La salmodia de los niños de San Ildefonso cantando la lotería es para mí como la magdalena de Proust. Emergen en mi interior sentimientos de nostalgia e imágenes de un pasado que ya sólo existe en mi memoria.
El día de la lotería era la fecha en la que comenzaban las vacaciones de Navidad. Recuerdo las primeras retransmisiones de un sorteo en el que la gente hacía cola para entrar. Eran los tiempos de la España de la televisión en blanco y negro, de los Seat 600, de los planes de desarrollo, de las películas de Alfredo Landa y el gran Iríbar jugaba de portero en la selección.
Hay en mi cabeza una escena profundamente grabada con la que sueño de forma recurrente. Corresponde a la cena del 24 de diciembre de 1967 cuando yo tenía 12 años. Hacía un frío espantoso y una niebla espesa cubría Burgos. Veo a mi padre bendiciendo la mesa junto a mi madre y mis tres hermanos.
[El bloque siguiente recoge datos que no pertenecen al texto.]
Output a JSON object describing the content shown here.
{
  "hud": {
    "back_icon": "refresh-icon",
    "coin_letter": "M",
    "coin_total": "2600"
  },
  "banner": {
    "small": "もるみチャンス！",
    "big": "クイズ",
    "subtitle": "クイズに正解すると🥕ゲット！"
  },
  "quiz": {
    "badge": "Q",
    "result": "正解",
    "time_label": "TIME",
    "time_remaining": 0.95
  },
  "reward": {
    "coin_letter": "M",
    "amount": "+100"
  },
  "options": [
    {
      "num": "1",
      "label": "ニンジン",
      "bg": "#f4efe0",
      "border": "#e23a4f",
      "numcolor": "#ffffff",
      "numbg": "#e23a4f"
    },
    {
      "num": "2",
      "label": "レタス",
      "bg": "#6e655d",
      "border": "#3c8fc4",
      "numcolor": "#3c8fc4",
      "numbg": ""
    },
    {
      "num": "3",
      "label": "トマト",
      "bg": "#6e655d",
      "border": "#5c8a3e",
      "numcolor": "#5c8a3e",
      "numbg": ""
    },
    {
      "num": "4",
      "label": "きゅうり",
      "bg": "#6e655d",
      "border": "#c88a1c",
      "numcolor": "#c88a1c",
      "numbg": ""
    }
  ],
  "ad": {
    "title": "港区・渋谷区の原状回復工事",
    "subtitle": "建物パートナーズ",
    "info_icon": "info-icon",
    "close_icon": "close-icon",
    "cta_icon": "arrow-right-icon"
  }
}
Fue uno de esos raros momentos en la vida en los que uno tiene conciencia de la fugacidad del tiempo. Yo sabía que aquel instante de felicidad y plenitud iba a durar muy poco y, por eso, intenté grabar en mi memoria los gestos, el calor de la estancia y las palabras de mi padre.
Pero las navidades nunca han vuelto a ser como aquellas de mi infancia. Cada año se han ido sumando las ausencias de los seres queridos a la lejanía de unos recuerdos que se van difuminando para transformarse en pura reminiscencia. Nada como estas fiestas revela la implacable naturaleza del tiempo porque la Navidad se convierte en el doloroso espejo de un pasado perdido y recobrado en la repetición de unos ritos que empiezan con la lotería y acaban con la llegada de los Reyes Magos, anhelo de una felicidad imposible.
La Navidad, como la vida, es siempre una expectativa que no se cumple, una pasión inútil que se reafirma en su propia imposibilidad. Pero para saberlo hay que haber cumplido unos años porque la ilusión decae proporcionalmente a la edad. Los mayores no tienen Navidad porque el pasado tira de ellos mucho más que el futuro.
Por un lado, me gustaría que hoy fuera ya el siete de enero, pero, por otro, me aferro desesperadamente a esos instantes que evocan lo que el tiempo me ha arrebatado para siempre. Feliz Navidad, amigos.